Aha!  Paul Krugman has already noted the Advance of the Robots ()

Smart machines may make higher GDP possible, but also reduce the demand for people — including smart people. So we could be looking at a society that grows ever richer, but in which all the gains in wealth accrue to whoever owns the robots.

And then eventually Skynet decides to kill us all, but that’s another story

And here:

This is an old concern in economics; it’s “capital-biased technological change”, which tends to shift the distribution of income away from workers to the owners of capital….
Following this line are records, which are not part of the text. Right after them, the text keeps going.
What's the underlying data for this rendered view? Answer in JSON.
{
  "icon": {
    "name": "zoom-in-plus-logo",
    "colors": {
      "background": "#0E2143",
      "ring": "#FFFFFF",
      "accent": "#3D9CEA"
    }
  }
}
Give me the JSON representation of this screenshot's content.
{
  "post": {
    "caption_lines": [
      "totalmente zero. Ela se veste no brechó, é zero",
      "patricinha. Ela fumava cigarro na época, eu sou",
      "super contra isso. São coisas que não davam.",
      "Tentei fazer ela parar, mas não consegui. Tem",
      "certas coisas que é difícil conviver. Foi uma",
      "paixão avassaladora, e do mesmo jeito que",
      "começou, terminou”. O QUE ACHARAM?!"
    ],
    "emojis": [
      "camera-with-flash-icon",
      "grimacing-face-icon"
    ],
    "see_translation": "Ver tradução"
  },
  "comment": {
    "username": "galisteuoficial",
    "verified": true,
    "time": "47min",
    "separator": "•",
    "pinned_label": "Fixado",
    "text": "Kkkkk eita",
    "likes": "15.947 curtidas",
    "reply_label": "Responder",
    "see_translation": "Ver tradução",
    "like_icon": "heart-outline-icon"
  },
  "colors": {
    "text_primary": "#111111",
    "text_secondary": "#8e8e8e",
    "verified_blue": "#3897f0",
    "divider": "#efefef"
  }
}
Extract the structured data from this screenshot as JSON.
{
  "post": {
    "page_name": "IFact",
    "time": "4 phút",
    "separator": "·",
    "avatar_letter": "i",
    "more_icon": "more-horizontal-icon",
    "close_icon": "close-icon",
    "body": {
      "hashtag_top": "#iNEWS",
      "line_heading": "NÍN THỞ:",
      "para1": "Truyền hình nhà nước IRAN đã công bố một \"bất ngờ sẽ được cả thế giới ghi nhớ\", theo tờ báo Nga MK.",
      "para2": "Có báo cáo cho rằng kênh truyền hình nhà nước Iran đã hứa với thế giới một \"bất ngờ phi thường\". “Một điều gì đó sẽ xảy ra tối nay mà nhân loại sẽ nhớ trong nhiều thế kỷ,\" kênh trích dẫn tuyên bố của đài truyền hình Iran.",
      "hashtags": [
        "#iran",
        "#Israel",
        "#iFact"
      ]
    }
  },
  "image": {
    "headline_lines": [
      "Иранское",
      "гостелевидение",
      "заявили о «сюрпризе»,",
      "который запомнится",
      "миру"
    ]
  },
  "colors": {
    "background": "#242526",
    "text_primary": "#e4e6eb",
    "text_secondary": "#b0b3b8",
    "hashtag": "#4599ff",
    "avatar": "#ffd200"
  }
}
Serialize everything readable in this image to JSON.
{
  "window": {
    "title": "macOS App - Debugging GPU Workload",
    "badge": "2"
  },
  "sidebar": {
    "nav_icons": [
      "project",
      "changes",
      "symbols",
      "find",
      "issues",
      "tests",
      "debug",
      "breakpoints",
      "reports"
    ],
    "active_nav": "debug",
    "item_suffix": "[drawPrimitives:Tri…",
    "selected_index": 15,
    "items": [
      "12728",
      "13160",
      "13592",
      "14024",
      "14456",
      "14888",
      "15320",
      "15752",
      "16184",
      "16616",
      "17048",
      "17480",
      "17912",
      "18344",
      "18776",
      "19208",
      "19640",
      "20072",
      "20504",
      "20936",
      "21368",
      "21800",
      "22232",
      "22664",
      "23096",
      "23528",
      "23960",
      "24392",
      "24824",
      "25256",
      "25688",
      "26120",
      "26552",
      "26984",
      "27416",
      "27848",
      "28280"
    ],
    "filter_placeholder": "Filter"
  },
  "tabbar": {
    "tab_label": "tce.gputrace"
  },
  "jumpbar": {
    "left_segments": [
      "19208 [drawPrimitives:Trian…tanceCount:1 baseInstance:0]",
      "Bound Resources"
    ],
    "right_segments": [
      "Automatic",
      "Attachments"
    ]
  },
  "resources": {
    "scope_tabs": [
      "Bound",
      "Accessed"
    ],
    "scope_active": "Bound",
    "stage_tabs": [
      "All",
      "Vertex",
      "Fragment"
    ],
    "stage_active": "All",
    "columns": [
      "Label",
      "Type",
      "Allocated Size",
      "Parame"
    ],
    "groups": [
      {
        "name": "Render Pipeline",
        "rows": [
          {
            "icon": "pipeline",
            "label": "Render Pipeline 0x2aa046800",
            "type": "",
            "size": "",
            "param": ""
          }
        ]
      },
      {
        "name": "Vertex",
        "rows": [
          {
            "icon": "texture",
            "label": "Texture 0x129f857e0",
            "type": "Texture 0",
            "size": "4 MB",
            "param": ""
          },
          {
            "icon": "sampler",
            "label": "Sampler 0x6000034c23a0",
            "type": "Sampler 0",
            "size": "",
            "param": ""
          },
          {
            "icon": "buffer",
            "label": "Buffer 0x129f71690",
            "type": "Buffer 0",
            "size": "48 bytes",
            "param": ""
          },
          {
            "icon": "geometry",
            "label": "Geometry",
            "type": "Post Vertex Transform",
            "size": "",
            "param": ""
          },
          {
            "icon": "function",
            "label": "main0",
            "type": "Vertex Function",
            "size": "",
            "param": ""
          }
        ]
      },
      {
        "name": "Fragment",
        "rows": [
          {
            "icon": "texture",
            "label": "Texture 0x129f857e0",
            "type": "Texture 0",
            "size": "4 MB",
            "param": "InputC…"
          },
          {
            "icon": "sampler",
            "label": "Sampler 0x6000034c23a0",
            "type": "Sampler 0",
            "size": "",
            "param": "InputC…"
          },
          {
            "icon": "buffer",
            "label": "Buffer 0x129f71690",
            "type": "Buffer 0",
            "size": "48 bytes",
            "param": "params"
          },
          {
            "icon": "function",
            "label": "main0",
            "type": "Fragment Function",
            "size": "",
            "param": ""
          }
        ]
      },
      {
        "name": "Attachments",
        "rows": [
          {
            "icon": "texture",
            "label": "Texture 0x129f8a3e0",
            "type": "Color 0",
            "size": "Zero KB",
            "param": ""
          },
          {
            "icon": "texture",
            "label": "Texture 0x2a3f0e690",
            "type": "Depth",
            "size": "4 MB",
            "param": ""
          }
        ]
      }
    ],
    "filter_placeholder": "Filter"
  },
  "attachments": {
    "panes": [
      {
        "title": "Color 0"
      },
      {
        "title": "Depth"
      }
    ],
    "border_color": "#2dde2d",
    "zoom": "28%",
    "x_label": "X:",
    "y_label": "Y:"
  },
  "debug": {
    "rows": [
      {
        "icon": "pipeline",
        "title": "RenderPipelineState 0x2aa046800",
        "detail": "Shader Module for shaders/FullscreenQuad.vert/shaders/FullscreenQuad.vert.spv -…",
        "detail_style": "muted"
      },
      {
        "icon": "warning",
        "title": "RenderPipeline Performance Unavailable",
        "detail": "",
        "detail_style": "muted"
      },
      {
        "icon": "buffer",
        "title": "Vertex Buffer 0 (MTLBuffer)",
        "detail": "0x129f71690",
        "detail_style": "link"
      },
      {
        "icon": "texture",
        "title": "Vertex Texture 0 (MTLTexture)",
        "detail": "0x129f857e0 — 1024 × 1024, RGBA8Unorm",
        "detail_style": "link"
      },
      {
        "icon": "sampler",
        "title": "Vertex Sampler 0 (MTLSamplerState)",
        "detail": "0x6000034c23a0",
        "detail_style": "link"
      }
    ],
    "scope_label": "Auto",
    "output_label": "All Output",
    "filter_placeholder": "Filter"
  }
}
If this is the wave of the future, it makes nonsense of just about all the conventional wisdom on reducing inequality. Better education won’t do much to reduce inequality if the big rewards simply go to those with the most assets. Creating an “opportunity society”, or whatever it is the likes of Paul Ryan etc. are selling this week, won’t do much if the most important asset you can have in life is, well, lots of assets inherited from your parents. And so on.

I think our eyes have been averted from the capital/labor dimension of inequality, for several reasons. It didn’t seem crucial back in the 1990s, and not enough people (me included!) have looked up to notice that things have changed. It has echoes of old-fashioned Marxism — which shouldn’t be a reason to ignore facts, but too often is. And it has really uncomfortable implications.

But I think we’d better start paying attention to those implications.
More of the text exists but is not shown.